Era Presidential Threshold Berakhir

oleh
Era Presidential Threshold Berakhir
Ketua Mahkamah Konstitusi (MK) Suhartoyo saat membacakan amar putusan Perkara Nomor 62/PUU-XXII/2024, Kamis (2/1/2025). Foto: Arsip Humas MK

DASWATI.ID – Era presidential threshold berakhir setelah Mahkamah Konstitusi (MK) menyatakan hal tersebut bertentangan dengan UUD NRI 1945 pada Kamis (2/1/2025).

Mahkamah berpendapat bahwa pokok permohonan para Pemohon mengenai ketentuan ambang batas minimal persentase pengusulan pasangan calon presiden dan wakil presiden adalah sah secara hukum.

Ketua MK Suhartoyo didampingi delapan hakim konstitusi lainnya menyatakan norma Pasal 222 UU Nomor 7 Tahun 2017 tentang Pemilihan Umum (Lembaran Negara Republik Indonesia Tahun 2017 Nomor 182, Tambahan Lembaran Negara Republik Indonesia Nomor 6109) bertentangan dengan UUD NRI 1945 dan tidak mempunyai kekuatan hukum mengikat.

Sidang Pengucapan Putusan Perkara Nomor 62/PUU-XXII/2024 ini digelar pada Kamis (2/1/2025) di Ruang Sidang Pleno MK.

MK menghapus presidential threshold atau ambang batas minimal persentase pengusulan pasangan calon presiden dan wakil presiden, yang diatur dalam Pasal 222 UU Nomor 7 Tahun 2017.

Keputusan ini dinilai bertentangan dengan hak politik dan kedaulatan rakyat, serta melanggar prinsip moralitas, rasionalitas, dan keadilan yang intolerable.

MK menyatakan bahwa ambang batas tersebut menguntungkan partai politik besar dan membatasi pilihan calon bagi pemilih, sehingga tidak sejalan dengan UUD NRI Tahun 1945.

Hal-hal tersebut menjadi landasan bagi MK untuk mengubah pandangannya dalam putusan-putusan sebelumnya mengenai uji materi presidential threshold.

Wakil Ketua MK Saldi Isra saat membacakan pertimbangan hukum Perkara Nomor 62/PUU-XXII/2024 itu menyampaikan bahwa pergeseran pendirian tersebut tidak hanya menyangkut besaran atau angka persentase ambang batas.

“Tetapi yang jauh lebih mendasar adalah rezim ambang batas pengusulan pasangan calon presiden dan wakil presiden (presidential threshold) berapapun besaran atau angka persentasenya adalah bertentangan dengan Pasal 6A ayat (2) UUD NRI Tahun 1945,” ujar Saldi Isra.

Era presidential threshold berakhir.
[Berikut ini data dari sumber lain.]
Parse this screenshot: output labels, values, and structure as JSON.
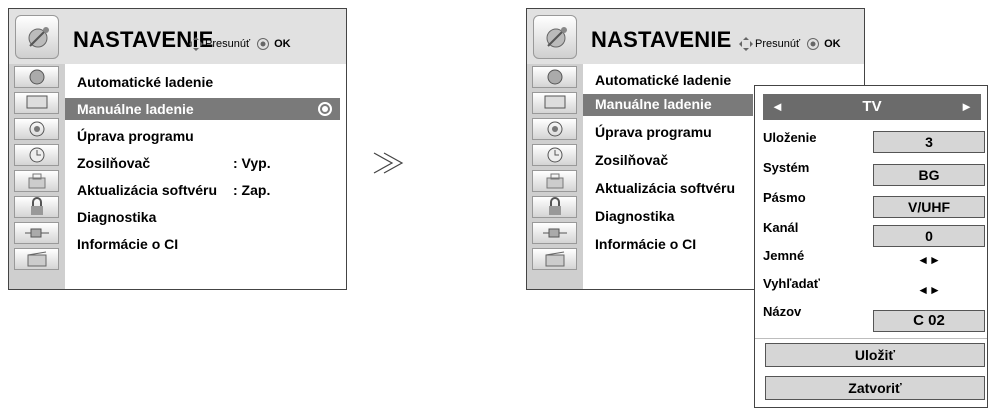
{
  "left_menu": {
    "title": "NASTAVENIE",
    "hint_label": "Presunúť",
    "ok_label": "OK",
    "items": [
      {
        "label": "Automatické ladenie",
        "value": ""
      },
      {
        "label": "Manuálne ladenie",
        "value": ""
      },
      {
        "label": "Úprava programu",
        "value": ""
      },
      {
        "label": "Zosilňovač",
        "value": ": Vyp."
      },
      {
        "label": "Aktualizácia softvéru",
        "value": ": Zap."
      },
      {
        "label": "Diagnostika",
        "value": ""
      },
      {
        "label": "Informácie o CI",
        "value": ""
      }
    ],
    "icons": [
      "satellite-icon",
      "monitor-icon",
      "speaker-icon",
      "clock-icon",
      "lock-icon",
      "padlock-icon",
      "plug-icon",
      "clapper-icon"
    ]
  },
  "arrow_symbol": "≫",
  "right_menu": {
    "title": "NASTAVENIE",
    "hint_label": "Presunúť",
    "ok_label": "OK",
    "items": [
      {
        "label": "Automatické ladenie"
      },
      {
        "label": "Manuálne ladenie"
      },
      {
        "label": "Úprava programu"
      },
      {
        "label": "Zosilňovač"
      },
      {
        "label": "Aktualizácia softvéru"
      },
      {
        "label": "Diagnostika"
      },
      {
        "label": "Informácie o CI"
      }
    ]
  },
  "submenu": {
    "source": "TV",
    "left_arrow": "◄",
    "right_arrow": "►",
    "fields": [
      {
        "label": "Uloženie",
        "value": "3"
      },
      {
        "label": "Systém",
        "value": "BG"
      },
      {
        "label": "Pásmo",
        "value": "V/UHF"
      },
      {
        "label": "Kanál",
        "value": "0"
      },
      {
        "label": "Jemné",
        "value": "◄►"
      },
      {
        "label": "Vyhľadať",
        "value": "◄►"
      },
      {
        "label": "Názov",
        "value": "C  02"
      }
    ],
    "save_label": "Uložiť",
    "close_label": "Zatvoriť"
  },
  "colors": {
    "selection": "#7a7a7a",
    "header": "#e1e1e1",
    "icon_bar": "#cfcfcf",
    "value_box": "#d6d6d6"
  }
}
MK mencatat bahwa pengusulan pasangan calon presiden dan wakil presiden selama ini didominasi oleh partai politik tertentu, yang mengakibatkan terbatasnya hak konstitusional pemilih dalam mendapatkan alternatif yang memadai.
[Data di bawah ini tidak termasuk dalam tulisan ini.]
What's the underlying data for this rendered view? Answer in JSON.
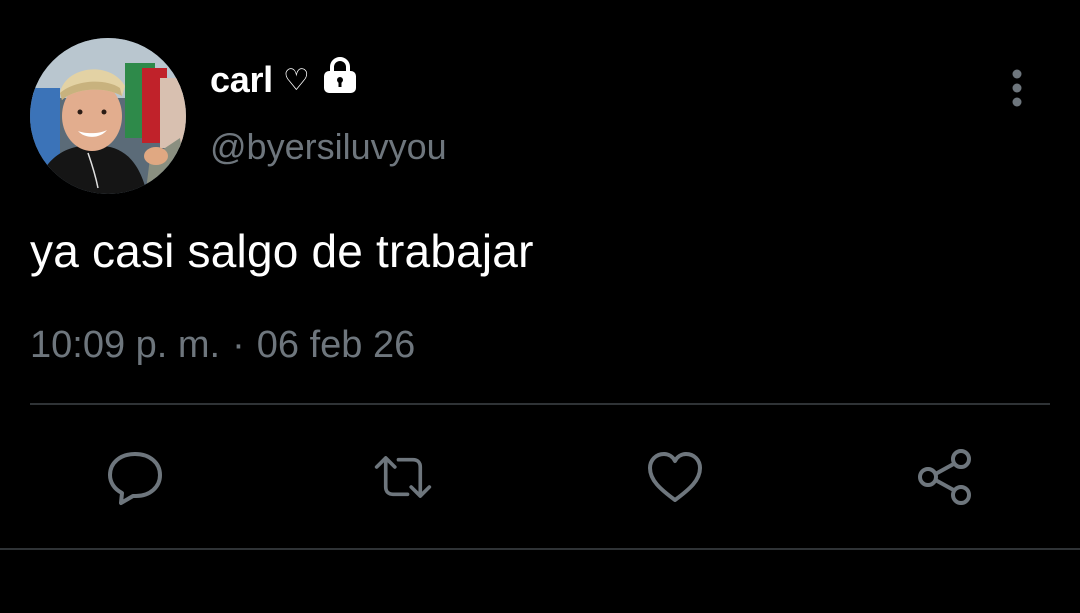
{
  "user": {
    "display_name": "carl",
    "name_emoji": "♡",
    "handle": "@byersiluvyou",
    "avatar_icon": "profile-photo",
    "protected_icon": "lock-icon"
  },
  "tweet": {
    "text": "ya casi salgo de trabajar",
    "time": "10:09 p. m.",
    "separator": "·",
    "date": "06 feb 26"
  },
  "actions": {
    "reply_icon": "reply-icon",
    "retweet_icon": "retweet-icon",
    "like_icon": "heart-icon",
    "share_icon": "share-icon",
    "more_icon": "more-vertical-icon"
  },
  "colors": {
    "background": "#000000",
    "primary_text": "#ffffff",
    "secondary_text": "#6e767d",
    "icon": "#6e767d",
    "divider": "#2f3336"
  }
}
Selain itu, setelah mempelajari arah pergerakan politik mutakhir Indonesia, MK menilai bahwa mempertahankan ketentuan ambang batas minimal pengusulan pasangan calon presiden dan wakil presiden menciptakan kecenderungan untuk hanya ada dua pasangan calon dalam setiap pemilu.
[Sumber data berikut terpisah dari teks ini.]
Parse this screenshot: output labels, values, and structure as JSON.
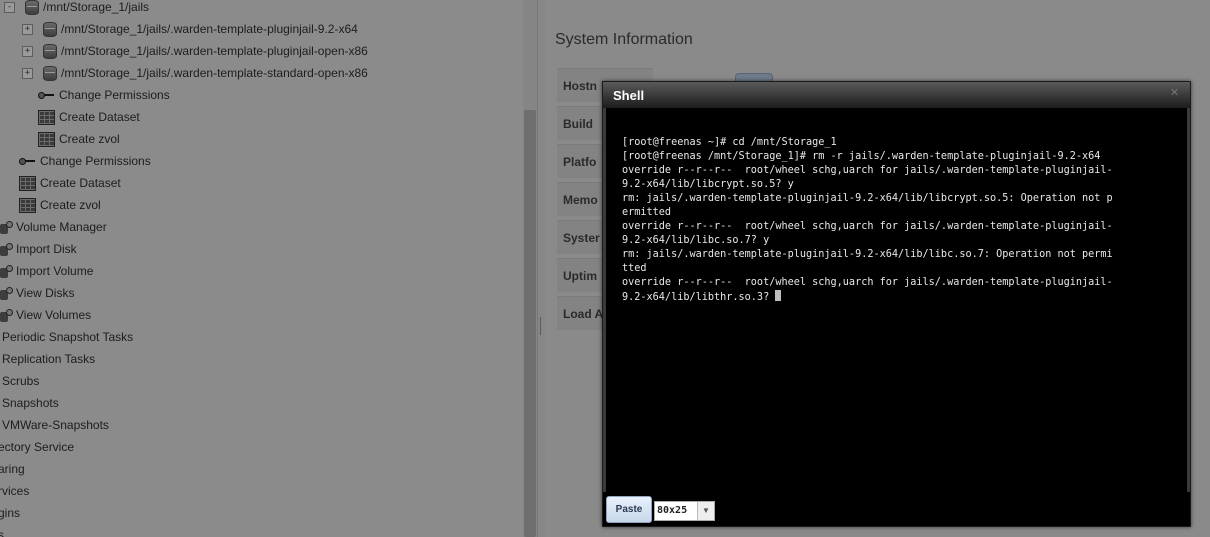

Pengalaman pemilihan langsung menunjukkan bahwa dengan hanya dua pasangan calon presiden dan wakil presiden, masyarakat rentan terjebak dalam polarisasi, yang jika tidak diantisipasi dapat mengancam kebhinekaan Indonesia.

Jika pengaturan tersebut terus dibiarkan, tidak tertutup kemungkinan pemilu presiden dan wakil presiden juga akan terjebak dengan calon tunggal.

Kecenderungan ini terlihat dalam fenomena pemilihan kepala daerah yang semakin mengarah pada munculnya calon tunggal atau pemilihan dengan kotak kosong.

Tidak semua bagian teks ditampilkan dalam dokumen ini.